Most areas of the state experienced below freezing temperatures Oct. 2, which should accelerate the harvest for many row crops, says the Oklahoma Agricultural Statistics Service Oct. 11.

The lowest temperature recorded was 22.2 degrees, at the El Reno and Foraker stations.

Light, scattered rainfall was received in all districts, except for the west central district last week, but more moisture is needed statewide.

Fall planting continued to be slowed in most areas and many small grains continued to be dry seeded. However, those areas that received moisture from the rains could benefit and make good planting progress this week.

Farmers had 6.4 days suitable for fieldwork during the week.

Planting of fall small grains remained slowed, as a result of the prolonged dry conditions; however, many growers were continuing to dust in the crops. Rain is particularly needed in the southern and western portions of the state before wheat planting can begin at full pace. wheat seeding progressed to 31% planted, well behind the five-year average of 54%. Farmers are hoping for future rains to properly emerge the fields that have been dusted in.

Corn growers were busy last week trying to complete harvest.

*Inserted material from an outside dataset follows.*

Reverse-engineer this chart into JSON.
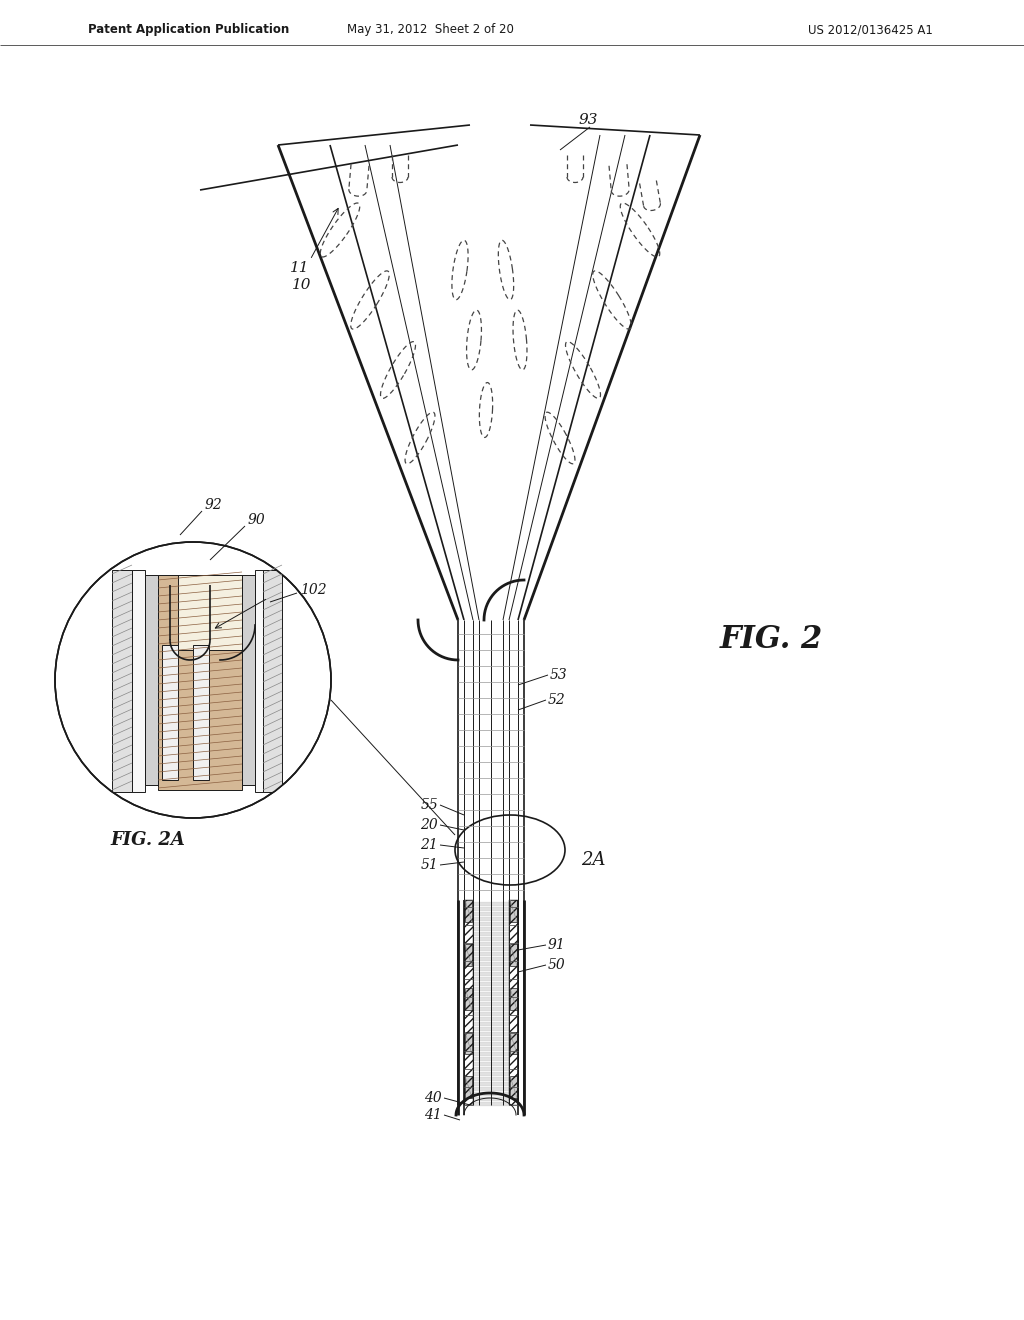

As of Oct. 8, only 5% remained unharvested, well ahead of the five-year average.

Sorghum conditions remained varied across the state, but is rated in mostly fair or poor condition overall.

Soybean harvest progressed slowly last week and 57% of the crop had been harvested. Proper pod development remains a concern for soybean producers.

Peanuts were in mostly fair condition, but the recent frost and cooler nights are hampering the maturity process. Excellent progress was made on digging and combining of peanuts and had totaled 28 and 19%, respectively, by week's end.

The majority of cotton has opened bolls and harvest was 32% complete by the end of the week. This blistering pace is 20% ahead of the five-year average. Cotton yields have been reported as highly variable.

Alfalfa and all other hay were in mostly fair condition. The fourth cutting of alfalfa continued last week and totaled 85% complete, while the fifth cutting of alfalfa was 45% cut by week's end.

Recent rainfall has done little to rejuvenate pasture growth and conditions remained mostly poor statewide. Pasture conditions in the southern districts continue to be the most adversely affected by the dry conditions. Supplemental feeding continued and cattle are consuming hay that would not be fed until winter months.

Livestock remained in mostly good to fair condition statewide.

Water available for livestock continued to be depleted statewide and hauling water in critical areas was necessary.

Some cattle producers continued to liquidate portions of their herds and future culling remains a strong possibility given the current conditions and prospects for future improvement.

Cattle auctions reported slightly above average marketings for the week. Prices for all feeder steers less than 800 pounds averaged 50 cents to nearly $1 per cwt. lower than the preceding week.

Cooler temperatures have lowered insect activity on cattle.